A retrospective cross-sectional study from January 1, 2012 to December 31, 2017 was conducted using a nationally representative claims-based database, Clinformatics™ Data Mart Database (OptumInsight, Eden Prairie, MN). Newly diagnosed, treatment naïve adults (≥ 18 years old) with PDR as defined by ICD9/10 codes and continuous enrollment for at least two years after diagnosis were included. CPT codes were used to determine PDR therapy and PPV status. Eyes were analyzed separately and were stratified into two groups: eyes receiving only anti-VEGF therapy (anti-VEGF group) and eyes treated with PRP monotherapy (PRP group). Primary outcomes were rates of PPV and median time to PPV for each group.
The cohort consisted of 2368 eyes with PDR. Overall, 52.8% of patients were male with a median age of 65 (54-71). Of these, 1787 eyes were treated with PRP only, and 581 were treated with anti-VEGF only. 3.4% (20/581) and 4.9% (87/1787) of eyes required PPV in the anti-VEGF and PRP groups respectively (p=0.150). Median time to PPV was 114 days and 188 days in the anti-VEGF and PRP groups respectively (p=0.079). Adjusted for gender and age, the odds of vitrectomy were not different between eyes treated with PRP only compared to those treated with anti-VEGF only (odds ratio [OR] 1.14, CI 0.69-1.96, p=0.629).

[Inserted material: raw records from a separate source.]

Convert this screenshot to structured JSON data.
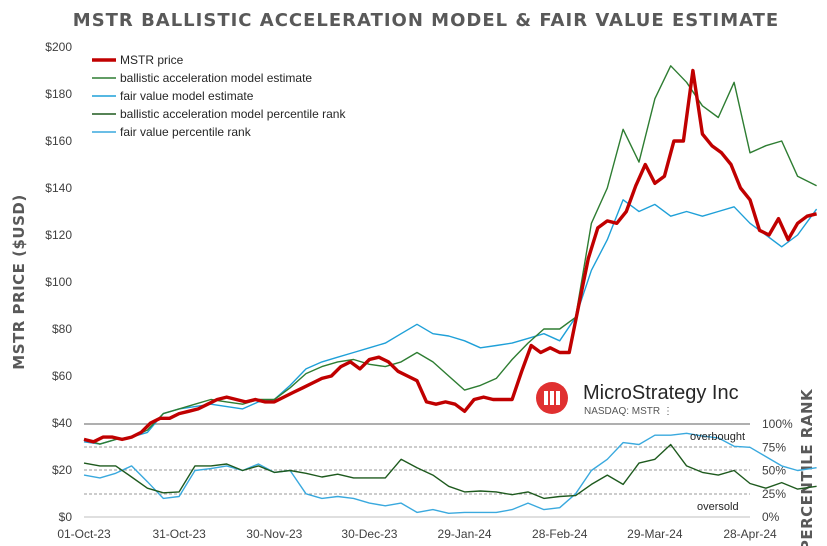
{
  "chart_data": {
    "type": "line",
    "title": "MSTR BALLISTIC ACCELERATION MODEL & FAIR VALUE ESTIMATE",
    "ylabel": "MSTR PRICE ($USD)",
    "y2label": "PERCENTILE RANK",
    "ylim": [
      0,
      200
    ],
    "y_ticks": [
      "$0",
      "$20",
      "$40",
      "$60",
      "$80",
      "$100",
      "$120",
      "$140",
      "$160",
      "$180",
      "$200"
    ],
    "y2_ticks": [
      "0%",
      "25%",
      "50%",
      "75%",
      "100%"
    ],
    "x_ticks": [
      "01-Oct-23",
      "31-Oct-23",
      "30-Nov-23",
      "30-Dec-23",
      "29-Jan-24",
      "28-Feb-24",
      "29-Mar-24",
      "28-Apr-24"
    ],
    "legend": {
      "position": "top-left",
      "items": [
        "MSTR price",
        "ballistic acceleration model estimate",
        "fair value model estimate",
        "ballistic acceleration model percentile rank",
        "fair value percentile rank"
      ]
    },
    "annotations": {
      "overbought": "overbought",
      "oversold": "oversold"
    },
    "logo": {
      "name": "MicroStrategy Inc",
      "ticker": "NASDAQ: MSTR"
    },
    "colors": {
      "price": "#c00000",
      "ballistic": "#2e7d32",
      "fair": "#1fa0d8",
      "ballistic_rank": "#1e5a1e",
      "fair_rank": "#3aa9de"
    },
    "series": [
      {
        "name": "MSTR price",
        "points": [
          [
            0,
            33
          ],
          [
            3,
            32
          ],
          [
            6,
            34
          ],
          [
            9,
            34
          ],
          [
            12,
            33
          ],
          [
            15,
            34
          ],
          [
            18,
            36
          ],
          [
            21,
            40
          ],
          [
            24,
            42
          ],
          [
            27,
            42
          ],
          [
            30,
            44
          ],
          [
            33,
            45
          ],
          [
            36,
            46
          ],
          [
            39,
            48
          ],
          [
            42,
            50
          ],
          [
            45,
            51
          ],
          [
            48,
            50
          ],
          [
            51,
            49
          ],
          [
            54,
            50
          ],
          [
            57,
            49
          ],
          [
            60,
            49
          ],
          [
            63,
            51
          ],
          [
            66,
            53
          ],
          [
            69,
            55
          ],
          [
            72,
            57
          ],
          [
            75,
            59
          ],
          [
            78,
            60
          ],
          [
            81,
            64
          ],
          [
            84,
            66
          ],
          [
            87,
            63
          ],
          [
            90,
            67
          ],
          [
            93,
            68
          ],
          [
            96,
            66
          ],
          [
            99,
            62
          ],
          [
            102,
            60
          ],
          [
            105,
            58
          ],
          [
            108,
            49
          ],
          [
            111,
            48
          ],
          [
            114,
            49
          ],
          [
            117,
            48
          ],
          [
            120,
            45
          ],
          [
            123,
            50
          ],
          [
            126,
            51
          ],
          [
            129,
            50
          ],
          [
            132,
            50
          ],
          [
            135,
            50
          ],
          [
            138,
            62
          ],
          [
            141,
            73
          ],
          [
            144,
            70
          ],
          [
            147,
            72
          ],
          [
            150,
            70
          ],
          [
            153,
            70
          ],
          [
            156,
            90
          ],
          [
            159,
            110
          ],
          [
            162,
            123
          ],
          [
            165,
            126
          ],
          [
            168,
            125
          ],
          [
            171,
            130
          ],
          [
            174,
            141
          ],
          [
            177,
            150
          ],
          [
            180,
            142
          ],
          [
            183,
            145
          ],
          [
            186,
            160
          ],
          [
            189,
            160
          ],
          [
            192,
            190
          ],
          [
            195,
            163
          ],
          [
            198,
            158
          ],
          [
            201,
            155
          ],
          [
            204,
            150
          ],
          [
            207,
            140
          ],
          [
            210,
            135
          ],
          [
            213,
            122
          ],
          [
            216,
            120
          ],
          [
            219,
            127
          ],
          [
            222,
            118
          ],
          [
            225,
            125
          ],
          [
            228,
            128
          ],
          [
            231,
            129
          ]
        ]
      },
      {
        "name": "ballistic acceleration model estimate",
        "points": [
          [
            0,
            33
          ],
          [
            5,
            31
          ],
          [
            10,
            33
          ],
          [
            15,
            34
          ],
          [
            20,
            37
          ],
          [
            25,
            44
          ],
          [
            30,
            46
          ],
          [
            35,
            48
          ],
          [
            40,
            50
          ],
          [
            45,
            49
          ],
          [
            50,
            48
          ],
          [
            55,
            50
          ],
          [
            60,
            50
          ],
          [
            65,
            55
          ],
          [
            70,
            61
          ],
          [
            75,
            64
          ],
          [
            80,
            66
          ],
          [
            85,
            67
          ],
          [
            90,
            65
          ],
          [
            95,
            64
          ],
          [
            100,
            66
          ],
          [
            105,
            70
          ],
          [
            110,
            66
          ],
          [
            115,
            60
          ],
          [
            120,
            54
          ],
          [
            125,
            56
          ],
          [
            130,
            59
          ],
          [
            135,
            67
          ],
          [
            140,
            74
          ],
          [
            145,
            80
          ],
          [
            150,
            80
          ],
          [
            155,
            85
          ],
          [
            160,
            125
          ],
          [
            165,
            140
          ],
          [
            170,
            165
          ],
          [
            175,
            151
          ],
          [
            180,
            178
          ],
          [
            185,
            192
          ],
          [
            190,
            185
          ],
          [
            195,
            175
          ],
          [
            200,
            170
          ],
          [
            205,
            185
          ],
          [
            210,
            155
          ],
          [
            215,
            158
          ],
          [
            220,
            160
          ],
          [
            225,
            145
          ],
          [
            231,
            141
          ]
        ]
      },
      {
        "name": "fair value model estimate",
        "points": [
          [
            0,
            32
          ],
          [
            5,
            31
          ],
          [
            10,
            33
          ],
          [
            15,
            34
          ],
          [
            20,
            36
          ],
          [
            25,
            44
          ],
          [
            30,
            46
          ],
          [
            35,
            47
          ],
          [
            40,
            48
          ],
          [
            45,
            47
          ],
          [
            50,
            46
          ],
          [
            55,
            49
          ],
          [
            60,
            50
          ],
          [
            65,
            56
          ],
          [
            70,
            63
          ],
          [
            75,
            66
          ],
          [
            80,
            68
          ],
          [
            85,
            70
          ],
          [
            90,
            72
          ],
          [
            95,
            74
          ],
          [
            100,
            78
          ],
          [
            105,
            82
          ],
          [
            110,
            78
          ],
          [
            115,
            77
          ],
          [
            120,
            75
          ],
          [
            125,
            72
          ],
          [
            130,
            73
          ],
          [
            135,
            74
          ],
          [
            140,
            76
          ],
          [
            145,
            78
          ],
          [
            150,
            75
          ],
          [
            155,
            85
          ],
          [
            160,
            105
          ],
          [
            165,
            118
          ],
          [
            170,
            135
          ],
          [
            175,
            130
          ],
          [
            180,
            133
          ],
          [
            185,
            128
          ],
          [
            190,
            130
          ],
          [
            195,
            128
          ],
          [
            200,
            130
          ],
          [
            205,
            132
          ],
          [
            210,
            125
          ],
          [
            215,
            120
          ],
          [
            220,
            115
          ],
          [
            225,
            120
          ],
          [
            231,
            131
          ]
        ]
      },
      {
        "name": "ballistic acceleration model percentile rank",
        "points": [
          [
            0,
            58
          ],
          [
            5,
            55
          ],
          [
            10,
            55
          ],
          [
            15,
            43
          ],
          [
            20,
            31
          ],
          [
            25,
            26
          ],
          [
            30,
            27
          ],
          [
            35,
            55
          ],
          [
            40,
            55
          ],
          [
            45,
            57
          ],
          [
            50,
            50
          ],
          [
            55,
            55
          ],
          [
            60,
            48
          ],
          [
            65,
            50
          ],
          [
            70,
            47
          ],
          [
            75,
            43
          ],
          [
            80,
            46
          ],
          [
            85,
            42
          ],
          [
            90,
            42
          ],
          [
            95,
            42
          ],
          [
            100,
            62
          ],
          [
            105,
            53
          ],
          [
            110,
            45
          ],
          [
            115,
            33
          ],
          [
            120,
            27
          ],
          [
            125,
            28
          ],
          [
            130,
            27
          ],
          [
            135,
            24
          ],
          [
            140,
            27
          ],
          [
            145,
            20
          ],
          [
            150,
            22
          ],
          [
            155,
            23
          ],
          [
            160,
            35
          ],
          [
            165,
            45
          ],
          [
            170,
            35
          ],
          [
            175,
            58
          ],
          [
            180,
            62
          ],
          [
            185,
            78
          ],
          [
            190,
            55
          ],
          [
            195,
            48
          ],
          [
            200,
            45
          ],
          [
            205,
            50
          ],
          [
            210,
            36
          ],
          [
            215,
            31
          ],
          [
            220,
            37
          ],
          [
            225,
            30
          ],
          [
            231,
            33
          ]
        ]
      },
      {
        "name": "fair value percentile rank",
        "points": [
          [
            0,
            45
          ],
          [
            5,
            42
          ],
          [
            10,
            47
          ],
          [
            15,
            55
          ],
          [
            20,
            38
          ],
          [
            25,
            20
          ],
          [
            30,
            22
          ],
          [
            35,
            50
          ],
          [
            40,
            52
          ],
          [
            45,
            55
          ],
          [
            50,
            50
          ],
          [
            55,
            57
          ],
          [
            60,
            48
          ],
          [
            65,
            50
          ],
          [
            70,
            25
          ],
          [
            75,
            20
          ],
          [
            80,
            22
          ],
          [
            85,
            20
          ],
          [
            90,
            15
          ],
          [
            95,
            12
          ],
          [
            100,
            15
          ],
          [
            105,
            5
          ],
          [
            110,
            8
          ],
          [
            115,
            4
          ],
          [
            120,
            5
          ],
          [
            125,
            5
          ],
          [
            130,
            5
          ],
          [
            135,
            8
          ],
          [
            140,
            15
          ],
          [
            145,
            8
          ],
          [
            150,
            10
          ],
          [
            155,
            25
          ],
          [
            160,
            50
          ],
          [
            165,
            62
          ],
          [
            170,
            80
          ],
          [
            175,
            78
          ],
          [
            180,
            88
          ],
          [
            185,
            88
          ],
          [
            190,
            90
          ],
          [
            195,
            87
          ],
          [
            200,
            85
          ],
          [
            205,
            76
          ],
          [
            210,
            75
          ],
          [
            215,
            65
          ],
          [
            220,
            55
          ],
          [
            225,
            50
          ],
          [
            231,
            53
          ]
        ]
      }
    ]
  }
}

This study examines eyes with PDR treated with either anti-VEGF monotherapy or PRP monotherapy to determine the likelihood of vitrectomy in a large, nationally representative cohort. Although median time to vitrectomy was longer for anti-VEGF monotherapy compared to PRP monotherapy, both treatment modalities had the same odds of ultimately requiring a vitrectomy. These results suggest that PRP does not increase the odds of vitrectomy compared to anti-VEGF in PDR patients. The implications for clinical practice and patient counseling should be further explored.
This abstract was presented at the 2022 ARVO Annual Meeting, held in Denver, CO, May 1-4, 2022, and virtually.